I'm not very familiar with PC-BSD and how it works, but it's possible PC-BSD 9 is based on the 9-STABLE version of FreeBSD (which started supporting GEM/KMS about 6 months ago) instead of 9.0-RELEASE (which doesn't support GEM/KMS).

You may want to try the not-yet-officially-announced 9.1-RELEASE.

If you install your applications through the port system you should be fine with these make.conf settings (not sure if they're default yet).
As for packages, I'm not sure if they're already being compiled with these settings on (due to legacy support).

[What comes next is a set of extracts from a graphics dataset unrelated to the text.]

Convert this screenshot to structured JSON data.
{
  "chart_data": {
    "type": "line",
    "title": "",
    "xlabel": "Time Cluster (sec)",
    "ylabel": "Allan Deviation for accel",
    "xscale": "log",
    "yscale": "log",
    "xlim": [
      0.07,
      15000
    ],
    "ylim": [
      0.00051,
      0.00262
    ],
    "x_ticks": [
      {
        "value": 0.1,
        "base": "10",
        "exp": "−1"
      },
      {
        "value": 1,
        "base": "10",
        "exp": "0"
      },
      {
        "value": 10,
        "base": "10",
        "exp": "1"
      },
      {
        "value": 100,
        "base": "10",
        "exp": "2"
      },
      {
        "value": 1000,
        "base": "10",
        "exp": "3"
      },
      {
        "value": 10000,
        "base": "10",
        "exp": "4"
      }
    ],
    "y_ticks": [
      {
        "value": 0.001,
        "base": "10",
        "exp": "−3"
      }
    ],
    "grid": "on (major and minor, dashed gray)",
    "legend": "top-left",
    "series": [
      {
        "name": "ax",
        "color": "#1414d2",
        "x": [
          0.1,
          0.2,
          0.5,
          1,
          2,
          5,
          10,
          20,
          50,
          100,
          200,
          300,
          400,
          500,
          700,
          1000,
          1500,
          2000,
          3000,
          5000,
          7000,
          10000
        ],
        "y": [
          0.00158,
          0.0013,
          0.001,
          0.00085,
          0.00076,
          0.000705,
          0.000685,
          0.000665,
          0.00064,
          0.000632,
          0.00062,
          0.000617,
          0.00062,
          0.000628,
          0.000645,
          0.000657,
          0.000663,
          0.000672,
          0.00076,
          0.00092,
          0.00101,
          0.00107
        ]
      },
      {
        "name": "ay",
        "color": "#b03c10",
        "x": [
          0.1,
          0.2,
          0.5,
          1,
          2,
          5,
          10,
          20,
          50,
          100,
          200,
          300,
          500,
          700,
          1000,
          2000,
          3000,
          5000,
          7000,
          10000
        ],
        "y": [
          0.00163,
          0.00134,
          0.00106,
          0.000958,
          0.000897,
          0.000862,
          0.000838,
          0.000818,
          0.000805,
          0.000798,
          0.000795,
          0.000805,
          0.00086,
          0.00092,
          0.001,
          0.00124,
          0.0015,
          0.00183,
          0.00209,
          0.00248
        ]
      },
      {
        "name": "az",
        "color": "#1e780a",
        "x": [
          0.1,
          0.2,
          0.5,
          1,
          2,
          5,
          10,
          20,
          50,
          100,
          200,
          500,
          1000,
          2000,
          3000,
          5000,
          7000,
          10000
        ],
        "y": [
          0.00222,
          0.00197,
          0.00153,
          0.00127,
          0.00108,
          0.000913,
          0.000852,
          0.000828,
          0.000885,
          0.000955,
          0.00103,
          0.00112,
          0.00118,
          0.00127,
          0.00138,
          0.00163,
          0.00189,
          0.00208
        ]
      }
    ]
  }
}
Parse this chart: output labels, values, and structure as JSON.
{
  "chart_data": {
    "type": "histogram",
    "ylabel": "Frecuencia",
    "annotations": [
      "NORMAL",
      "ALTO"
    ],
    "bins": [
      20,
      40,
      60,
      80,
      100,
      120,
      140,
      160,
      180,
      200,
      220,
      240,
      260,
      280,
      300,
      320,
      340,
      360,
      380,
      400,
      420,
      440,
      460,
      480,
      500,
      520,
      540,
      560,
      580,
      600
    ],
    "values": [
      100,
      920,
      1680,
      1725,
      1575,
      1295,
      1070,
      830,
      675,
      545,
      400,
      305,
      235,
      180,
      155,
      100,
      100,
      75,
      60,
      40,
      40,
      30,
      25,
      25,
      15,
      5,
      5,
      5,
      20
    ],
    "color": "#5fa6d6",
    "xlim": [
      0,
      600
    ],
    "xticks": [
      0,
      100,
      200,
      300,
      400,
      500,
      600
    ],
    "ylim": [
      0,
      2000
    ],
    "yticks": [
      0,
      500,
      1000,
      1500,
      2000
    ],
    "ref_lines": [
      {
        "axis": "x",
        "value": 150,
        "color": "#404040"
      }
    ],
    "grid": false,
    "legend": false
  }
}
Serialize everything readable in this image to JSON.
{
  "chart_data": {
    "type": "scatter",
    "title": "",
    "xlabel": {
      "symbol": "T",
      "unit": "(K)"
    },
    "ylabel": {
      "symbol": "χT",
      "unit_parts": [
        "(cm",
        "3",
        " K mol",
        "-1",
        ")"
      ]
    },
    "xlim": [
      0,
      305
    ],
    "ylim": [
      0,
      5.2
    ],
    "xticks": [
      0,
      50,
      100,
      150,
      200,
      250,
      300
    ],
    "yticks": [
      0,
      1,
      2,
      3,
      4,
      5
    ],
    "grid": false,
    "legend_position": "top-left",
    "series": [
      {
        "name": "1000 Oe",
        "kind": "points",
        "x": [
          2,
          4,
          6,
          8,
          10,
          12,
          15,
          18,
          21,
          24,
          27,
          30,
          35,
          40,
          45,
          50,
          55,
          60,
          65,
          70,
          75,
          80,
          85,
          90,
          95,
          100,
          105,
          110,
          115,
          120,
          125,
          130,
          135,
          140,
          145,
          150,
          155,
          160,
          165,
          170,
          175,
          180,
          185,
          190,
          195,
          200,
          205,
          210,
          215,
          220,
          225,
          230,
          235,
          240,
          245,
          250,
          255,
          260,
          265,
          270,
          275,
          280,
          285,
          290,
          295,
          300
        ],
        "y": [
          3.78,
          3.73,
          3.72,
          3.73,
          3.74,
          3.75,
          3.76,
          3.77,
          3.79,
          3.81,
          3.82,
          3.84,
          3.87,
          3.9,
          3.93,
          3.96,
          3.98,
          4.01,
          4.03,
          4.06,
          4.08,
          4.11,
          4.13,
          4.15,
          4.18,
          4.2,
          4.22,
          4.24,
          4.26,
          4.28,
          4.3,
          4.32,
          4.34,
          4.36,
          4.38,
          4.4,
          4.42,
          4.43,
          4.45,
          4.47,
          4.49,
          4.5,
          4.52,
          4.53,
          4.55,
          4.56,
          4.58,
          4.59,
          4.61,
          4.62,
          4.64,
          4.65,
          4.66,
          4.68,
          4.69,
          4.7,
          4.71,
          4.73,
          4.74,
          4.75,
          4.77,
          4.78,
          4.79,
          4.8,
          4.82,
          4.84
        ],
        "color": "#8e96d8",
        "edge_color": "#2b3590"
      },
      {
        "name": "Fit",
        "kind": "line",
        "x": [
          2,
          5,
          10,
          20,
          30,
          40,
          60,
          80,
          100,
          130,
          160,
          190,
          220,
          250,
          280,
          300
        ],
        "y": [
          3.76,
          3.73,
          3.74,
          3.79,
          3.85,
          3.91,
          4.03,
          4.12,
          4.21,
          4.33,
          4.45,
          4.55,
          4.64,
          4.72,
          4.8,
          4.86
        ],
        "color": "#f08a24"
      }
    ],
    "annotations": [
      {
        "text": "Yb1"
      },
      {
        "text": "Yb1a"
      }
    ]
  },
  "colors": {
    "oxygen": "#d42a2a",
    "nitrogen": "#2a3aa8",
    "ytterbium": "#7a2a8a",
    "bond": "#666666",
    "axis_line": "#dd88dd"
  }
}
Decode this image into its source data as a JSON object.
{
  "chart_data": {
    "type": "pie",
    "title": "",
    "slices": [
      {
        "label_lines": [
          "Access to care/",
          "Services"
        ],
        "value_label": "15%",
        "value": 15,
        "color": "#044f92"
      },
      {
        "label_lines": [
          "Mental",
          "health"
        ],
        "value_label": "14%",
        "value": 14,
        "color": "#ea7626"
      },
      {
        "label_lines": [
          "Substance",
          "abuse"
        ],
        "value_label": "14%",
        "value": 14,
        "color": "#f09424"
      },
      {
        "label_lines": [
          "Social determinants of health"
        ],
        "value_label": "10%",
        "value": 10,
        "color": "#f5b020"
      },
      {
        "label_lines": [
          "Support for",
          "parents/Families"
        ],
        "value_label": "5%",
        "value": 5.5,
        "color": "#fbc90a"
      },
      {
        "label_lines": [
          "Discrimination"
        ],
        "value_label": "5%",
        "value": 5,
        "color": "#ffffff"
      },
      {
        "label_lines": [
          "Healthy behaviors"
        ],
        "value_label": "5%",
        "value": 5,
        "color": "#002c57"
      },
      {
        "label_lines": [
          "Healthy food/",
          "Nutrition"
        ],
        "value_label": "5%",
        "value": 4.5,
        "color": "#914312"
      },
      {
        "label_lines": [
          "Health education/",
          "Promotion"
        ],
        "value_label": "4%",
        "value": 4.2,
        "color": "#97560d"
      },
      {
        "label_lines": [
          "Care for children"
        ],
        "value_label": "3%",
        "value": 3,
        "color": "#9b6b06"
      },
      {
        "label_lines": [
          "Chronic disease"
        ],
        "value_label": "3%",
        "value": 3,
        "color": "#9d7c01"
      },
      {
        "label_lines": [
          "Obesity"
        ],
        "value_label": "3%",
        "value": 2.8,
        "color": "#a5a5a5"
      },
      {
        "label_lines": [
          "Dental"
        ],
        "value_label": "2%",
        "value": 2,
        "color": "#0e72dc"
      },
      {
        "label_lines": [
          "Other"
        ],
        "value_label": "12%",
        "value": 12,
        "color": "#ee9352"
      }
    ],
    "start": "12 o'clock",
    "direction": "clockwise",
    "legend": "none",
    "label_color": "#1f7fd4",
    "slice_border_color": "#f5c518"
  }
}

Also, you should probably check if PC-BSD is generating a xorg.conf file, and if it is, how it's detecting and configuring your video card, and try to use the same settings on FreeBSD.


----------



## killbiitch (Dec 30, 2012)

Thank you very much for your welcome and your fast reply Beastie (the real one?). You're right I actually use the release version of FreeBSD 9 not the stable version.
I've already tried to use the settings of the xorg.conf generated by PCBSD on FreeBSD but it didn't work (or probably I failed). I'm going to try with the stable version. If it doesn't work I will send you the xorg.conf generated by PCBSD and my xorg.conf generated by my xorg's installation on FreeBSD to compare them.
I'm going to apply your advice and keep you quickly informed. Thanks again for your help!


----------



## Beastie (Dec 31, 2012)

killbiitch said:
			
		

> I actually use the release version of FreeBSD 9 not the stable version.
> [...]
> I'm going to try with the stable version.


9.1 has been released yesterday.


----------



## killbiitch (Jan 2, 2013)

Hello Beastie and thank you very much it's working great with your tips.
My resolution is fine (1366x768) and I can enjoy graphics acceleration (much less of grahics lags).
We can mark this post as resolved 

Thanks again, see you soon.

John


----------